MLAs accused of unfairly turfing deal with Treaty 8 First Nation

B.C. opposition members are accusing Peace River North MLA Pat Pimm and Aboriginal Relations and Reconciliation Minister John Rustad of tearing up a carefully negotiated agreement with B.C. First Nations.

The NDP says a 2014 land agreement with the Blueberry River First Nation was abandoned by the provincial government after Pimm formed a stakeholder committee focused on land use issues in the Peace region.

Pimm told CBC News he was given the green light by the Ministry of Aboriginal Relations and Reconciliation and the premier's office to launch a non-partisan stakeholder committee in the Peace to address issues around land use. 

According to a presentation made to the City of Fort St. John by Pimm, most of the members of the committee are outdoor user groups, hunting and fishing guides and local rod and gun clubs. Pimm says he invited all Treaty 8 First Nations to join but none did.

Following a phone call between the two, Rustad wrote Pimm in a letter dated Oct. 12, 2016. In it, he says the ministry is changing its policy of keeping negotiations confidential and developing new principles based on transparency. 

"To be even more specific, no lands will be transferred to a First Nation unless and until there has been appropriate engagement with stakeholders, local governments and members of the public," Rustad said.

He added that he would be willing to meet with Pimm's advisory committee.

A number of opposition members questioned Rustad about the 2014 agreement and Pimm's role in it during Tuesday's question period. The opposition critic for Aboriginal relations, Scott Fraser, challenged Pimm's track record on Indigenous issues.

"In 2014, [the Blueberry River First Nation] signed an agreement with the Liberals setting out land that would be used to settle their treaty land and title claim," Fraser said.

"Then, the member for Peace River North gets involved, a member who has voiced his contempt for First Nations ... and the minister of reconciliation torched the agreement, why?" 

Ministry says there was no such deal

But the ministry says no such agreement existed or was ever signed, adding there is a 'memorandum of understanding' between the band and the ministry on how to work together on land title issues, and that they have been working directly with the Blueberry River First Nation on engagement and reconciliation issues.

Pimm did not respond to comments made in question period about emails that were leaked to the Globe and Mail in 2012 that led to Pimm issuing a public apology.

"I deeply regret and apologize for my comments in regards to First Nations that appeared in the Globe and Mail," he said at the time.

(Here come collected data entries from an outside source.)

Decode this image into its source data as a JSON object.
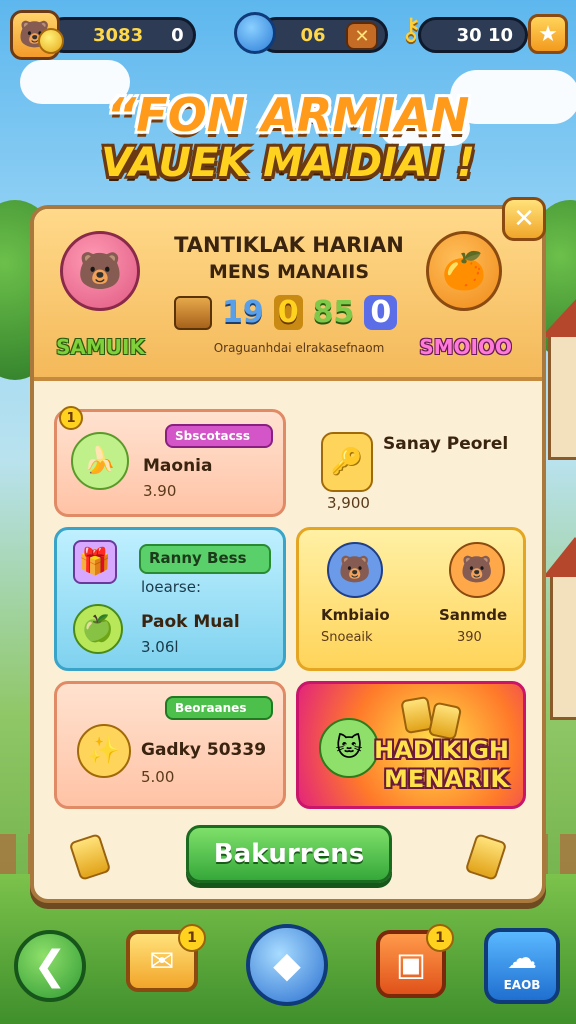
{
  "hud": {
    "coins_a": "3083",
    "coins_b": "0",
    "gems": "06",
    "keys": "30 10",
    "close_symbol": "✕",
    "star_symbol": "★"
  },
  "title": {
    "line1": "“FON ARMIAN",
    "line2": "VAUEK MAIDIAI !"
  },
  "panel": {
    "close_symbol": "✕",
    "heading1": "TANTIKLAK HARIAN",
    "heading2": "MENS MANAIIS",
    "score": [
      "19",
      "0",
      "85",
      "0"
    ],
    "subtitle": "Oraguanhdai elrakasefnaom",
    "left_name": "SAMUIK",
    "right_name": "SMOIOO"
  },
  "cards": [
    {
      "tag": "Sbscotacss",
      "label": "Maonia",
      "value": "3.90",
      "corner": "1"
    },
    {
      "label": "Sanay Peorel",
      "value": "3,900"
    },
    {
      "tag": "Ranny Bess",
      "sub": "loearse:",
      "label": "Paok Mual",
      "value": "3.06l"
    },
    {
      "left_label": "Kmbiaio",
      "left_value": "Snoeaik",
      "right_label": "Sanmde",
      "right_value": "390"
    },
    {
      "tag": "Beoraanes",
      "label": "Gadky 50339",
      "value": "5.00"
    },
    {
      "line1": "HADIKIGH",
      "line2": "MENARIK"
    }
  ],
  "cta_label": "Bakurrens",
  "nav": {
    "back_symbol": "❮",
    "mail_badge": "1",
    "box_badge": "1",
    "cloud_label": "EAOB"
  },
  "colors": {
    "accent_orange": "#ff9a1a",
    "title_yellow": "#ffd21f",
    "cta_green": "#35a83a",
    "panel_bg": "#fbf0d6"
  }
}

In response to the opposition's challenges in question period, Rustad repeatedly highlighted what he called the government's efforts toward reconciliation, including ongoing and established treaty negotiations.

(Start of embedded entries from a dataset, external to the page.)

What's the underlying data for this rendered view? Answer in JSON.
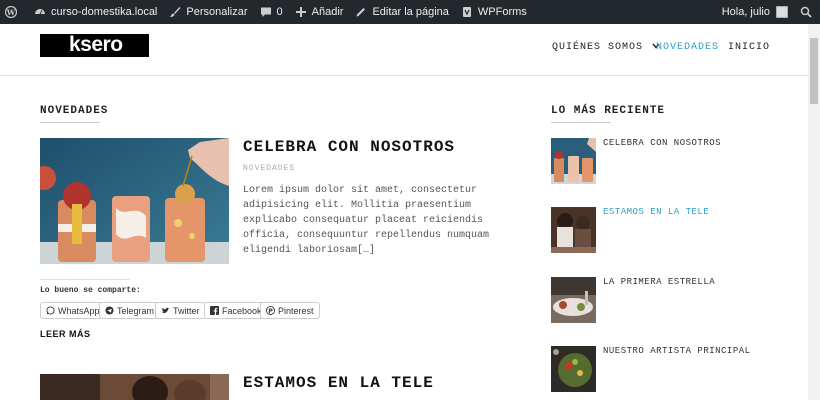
{
  "adminbar": {
    "site": "curso-domestika.local",
    "customize": "Personalizar",
    "comments_count": "0",
    "add": "Añadir",
    "edit_page": "Editar la página",
    "wpforms": "WPForms",
    "greeting": "Hola, julio"
  },
  "header": {
    "logo": "ksero",
    "nav": [
      "QUIÉNES SOMOS",
      "NOVEDADES",
      "INICIO"
    ],
    "active_color": "#2a9fc9"
  },
  "main": {
    "section_title": "NOVEDADES",
    "posts": [
      {
        "title": "CELEBRA CON NOSOTROS",
        "category": "NOVEDADES",
        "excerpt": "Lorem ipsum dolor sit amet, consectetur adipisicing elit. Mollitia praesentium explicabo consequatur placeat reiciendis officia, consequuntur repellendus numquam eligendi laboriosam[…]"
      },
      {
        "title": "ESTAMOS EN LA TELE"
      }
    ],
    "share": {
      "label": "Lo bueno se comparte:",
      "buttons": [
        "WhatsApp",
        "Telegram",
        "Twitter",
        "Facebook",
        "Pinterest"
      ]
    },
    "read_more": "LEER MÁS"
  },
  "sidebar": {
    "title": "LO MÁS RECIENTE",
    "items": [
      {
        "title": "CELEBRA CON NOSOTROS"
      },
      {
        "title": "ESTAMOS EN LA TELE"
      },
      {
        "title": "LA PRIMERA ESTRELLA"
      },
      {
        "title": "NUESTRO ARTISTA PRINCIPAL"
      }
    ]
  }
}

"There are so many things, madam speaker, that we are doing toward reconciliation. No other government in this country has advanced reconciliation like we have in the province of British Columbia," said Rustad.

The Blueberry River First Nation launched a legal challenge against the province in March of 2015. The ministry says its contact with the band since then has been limited. 

CBC requested an interview with Chief Marvin Yahey of the Blueberry River First Nation but did not hear back.